Together Ai-Specific Remediation
Mitigating ARP spoofing requires protecting the communication channel between the client and the Together Ai API. The following controls are effective and can be implemented using Together Ai’s native capabilities or standard libraries.
- Enforce Mutual TLS (mTLS) – Configure the Together Ai client to present a client certificate and validate the server’s certificate. This prevents an attacker who only can ARP‑spoof from completing the TLS handshake, because they lack a valid client certificate.
- Enable HSTS and Certificate Pinning – Instruct browsers or HTTP libraries to remember the Together Ai certificate and refuse connections that do not match the pinned public key.
- Restrict Access via IP Allowlist or Private Networking – Together Ai supports VPC peering, AWS PrivateLink, or Azure Private Endpoint for customers who need network isolation. By limiting the API to specific IP ranges or a private link, an attacker on a LAN cannot reach the endpoint even if ARP tables are poisoned.
- Rotate and Scope API Keys – Use short‑lived tokens or OAuth‑style scopes so that a stolen key has limited utility and expires quickly.
- Monitor Usage for Anomalies – Set up alerts in the Together Io dashboard for sudden spikes in token consumption or calls to unexpected models; these can indicate that a compromised key is being abused after an MITM attack.
Code example – Python client using the official Together Ai SDK (or raw requests) with mTLS:
import os
import requests
# Paths to client certificate and key (PEM format)
CLIENT_CERT = os.getenv('TOGETHER_CLIENT_CERT', '/etc/together/client.crt')
CLIENT_KEY = os.getenv('TOGETHER_CLIENT_KEY', '/etc/together/client.key')
# CA bundle that includes Together Ai’s server cert
CA_BUNDLE = os.getenv('TOGETHER_CA_BUNDLE', '/etc/together/ca.crt')

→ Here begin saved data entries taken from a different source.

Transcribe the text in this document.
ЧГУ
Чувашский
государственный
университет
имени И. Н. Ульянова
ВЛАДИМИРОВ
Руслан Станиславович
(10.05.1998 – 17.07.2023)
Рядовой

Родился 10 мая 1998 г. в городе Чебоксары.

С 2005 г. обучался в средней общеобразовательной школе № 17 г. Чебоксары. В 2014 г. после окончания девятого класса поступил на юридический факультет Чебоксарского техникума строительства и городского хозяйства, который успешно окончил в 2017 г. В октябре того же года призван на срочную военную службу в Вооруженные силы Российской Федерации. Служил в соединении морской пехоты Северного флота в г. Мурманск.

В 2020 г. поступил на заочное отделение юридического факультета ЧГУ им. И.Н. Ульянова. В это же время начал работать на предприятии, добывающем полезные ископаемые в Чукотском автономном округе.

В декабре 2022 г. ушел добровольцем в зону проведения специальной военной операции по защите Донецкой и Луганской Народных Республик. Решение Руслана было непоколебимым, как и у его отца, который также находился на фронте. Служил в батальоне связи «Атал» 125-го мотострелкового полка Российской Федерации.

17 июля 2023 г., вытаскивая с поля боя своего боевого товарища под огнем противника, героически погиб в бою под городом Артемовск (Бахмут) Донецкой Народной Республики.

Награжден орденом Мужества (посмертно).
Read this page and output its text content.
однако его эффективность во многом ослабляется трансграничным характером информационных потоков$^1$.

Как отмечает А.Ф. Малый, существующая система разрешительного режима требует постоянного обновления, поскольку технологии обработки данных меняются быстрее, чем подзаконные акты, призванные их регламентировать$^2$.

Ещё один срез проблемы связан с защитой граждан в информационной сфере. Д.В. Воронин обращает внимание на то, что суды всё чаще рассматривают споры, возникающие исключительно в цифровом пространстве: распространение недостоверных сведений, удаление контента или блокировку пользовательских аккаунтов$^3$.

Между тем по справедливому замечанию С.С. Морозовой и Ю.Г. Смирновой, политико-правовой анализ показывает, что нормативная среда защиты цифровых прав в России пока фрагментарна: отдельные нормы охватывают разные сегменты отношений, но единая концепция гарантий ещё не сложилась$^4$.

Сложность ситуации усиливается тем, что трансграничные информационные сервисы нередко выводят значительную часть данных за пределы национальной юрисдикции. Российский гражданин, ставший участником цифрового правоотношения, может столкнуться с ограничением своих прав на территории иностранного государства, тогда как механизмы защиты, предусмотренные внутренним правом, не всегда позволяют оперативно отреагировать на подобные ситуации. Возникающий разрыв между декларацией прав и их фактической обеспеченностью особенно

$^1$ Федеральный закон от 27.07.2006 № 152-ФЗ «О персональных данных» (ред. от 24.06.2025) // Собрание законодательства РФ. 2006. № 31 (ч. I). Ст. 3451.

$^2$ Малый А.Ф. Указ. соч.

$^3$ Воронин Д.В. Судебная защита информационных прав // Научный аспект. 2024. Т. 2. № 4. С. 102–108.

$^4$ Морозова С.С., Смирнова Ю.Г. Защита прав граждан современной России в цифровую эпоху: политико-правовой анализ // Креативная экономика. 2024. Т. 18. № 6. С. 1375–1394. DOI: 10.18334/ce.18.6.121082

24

# Optional: use a private endpoint if you have set one up via VPC peering
BASE_URL = os.getenv('TOGETHER_AI_BASE_URL', 'https://api.together.xyz')
headers = {
'Authorization': f'Bearer {os.getenv("TOGETHER_API_KEY")}',
'Content-Type': 'application/json'
}
payload = {
"model": "togethercomputer/llama-2-7b-chat",
"prompt": "Explain quantum entanglement in simple terms.",
"max_tokens": 150
}
response = requests.post(
f'{BASE_URL}/v1/completions',
json=payload,
headers=headers,
cert=(CLIENT_CERT, CLIENT_KEY), # client cert for mTLS
verify=CA_BUNDLE # server cert validation
)
print(response.json())
If you prefer the Together Ai SDK, the same parameters can be passed through its constructor:
from together import Together
client = Together(
api_key=os.getenv('TOGETHER_API_KEY'),
base_url=os.getenv('TOGETHER_AI_BASE_URL'),
cert=(CLIENT_CERT, CLIENT_KEY),
verify=CA_BUNDLE
)
result = client.completions.create(
model='togethercomputer/llama-2-7b-chat',
prompt='Explain quantum entanglement in simple terms.',
max_tokens=150
)
print(result)
By combining mTLS, private networking, and vigilant key management, you eliminate the practical benefit an attacker gains from ARP spoofing against Together Ai services.